La jeunesse africaine, dans sa majorité, n’aspire pas à construire une société meilleure. Elle aspire à profiter d’un système tordu. Elle court après celui qui distribue le poisson, et elle tourne le dos à celui qui veut lui apprendre à pêcher.
Elle ne condamne pas la corruption, elle condamne le fait qu’elle ne soit pas bénéficiaire de la corruption.
Une jeunesse qui a l’argent pour se payer un pass internet ou un smartphone, mais qui n’a pas d’argent pour aller se faire une carte d’identité.

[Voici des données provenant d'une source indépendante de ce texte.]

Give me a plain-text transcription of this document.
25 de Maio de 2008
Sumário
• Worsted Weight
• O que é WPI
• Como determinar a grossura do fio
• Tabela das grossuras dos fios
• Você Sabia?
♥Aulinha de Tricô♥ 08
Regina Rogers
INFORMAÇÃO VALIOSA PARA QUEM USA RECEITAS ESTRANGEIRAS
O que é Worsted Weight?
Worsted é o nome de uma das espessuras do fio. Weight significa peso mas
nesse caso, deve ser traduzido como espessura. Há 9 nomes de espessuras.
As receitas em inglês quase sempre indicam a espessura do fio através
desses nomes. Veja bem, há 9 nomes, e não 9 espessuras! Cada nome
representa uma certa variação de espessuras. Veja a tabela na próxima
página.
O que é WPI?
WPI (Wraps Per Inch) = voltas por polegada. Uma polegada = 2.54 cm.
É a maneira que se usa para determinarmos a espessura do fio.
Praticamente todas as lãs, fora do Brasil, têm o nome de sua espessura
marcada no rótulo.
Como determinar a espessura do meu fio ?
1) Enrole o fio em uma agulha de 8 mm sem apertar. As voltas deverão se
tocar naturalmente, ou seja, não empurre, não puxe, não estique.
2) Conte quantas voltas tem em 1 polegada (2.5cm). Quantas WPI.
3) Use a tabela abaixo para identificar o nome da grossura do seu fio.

Qui a la data pour regarder pendant des heures des directs sur des sugar daddy, des sorcières et des clash d’artistes, mais qui n’en n’a pas pour suivre des cours gratuits en ligne, des capsules vidéos édifiantes sur la vie du pays/le fonctionnement de l’Etat ou des lives sur l’entrepreneuriat.
Qui passe son temps à insulter et faire de la titrologie sur les réseaux sociaux, mais qui est trop paresseuse pour Googler la vraie information ou la définition d’un mot.
Qui demande aux prétendants au poste de président de la république qui ont des idées, une vision, un programme, du courage et la volonté de rupture mais pas de milliards à distribuer, d’aller se mettre au service de candidats qui auraient prétendument de l’argent, mais aucune idée, aucune vision, aucun programme, aucun courage et aucune volonté de rupture avec un système qui cause leur chômage, leur désœuvrement, leur inculture, leur misère.
Qui préfère vendre sa voix/sa signature sur un procès-verbal pour 5000 fcfa, un garba et un t-shirt, plutôt que de rester surveiller les urnes sans se laisser acheter lors d’une élection.
Qui prétend avoir peur d’aller manifester pour ses droits mais qui ne craint pas de déferler dans les rues pour rendre hommage à un artiste ou pour aller déterrer son cercueil.
Sexe. Musique. Esbroufe. Luxure. Gain facile. C’est tout ce qui l’intéresse. Aucun besoin de la sensibiliser quand il s’agit de ça. Même si tu parles en bengali, elle va trouver le chemin, le temps, l’argent et l’énergie pour y aller.
Les Ouattara, Sall, Sassou, Biya, Condé, Faure, Bongo, IBK et compagnie vous ont ratés.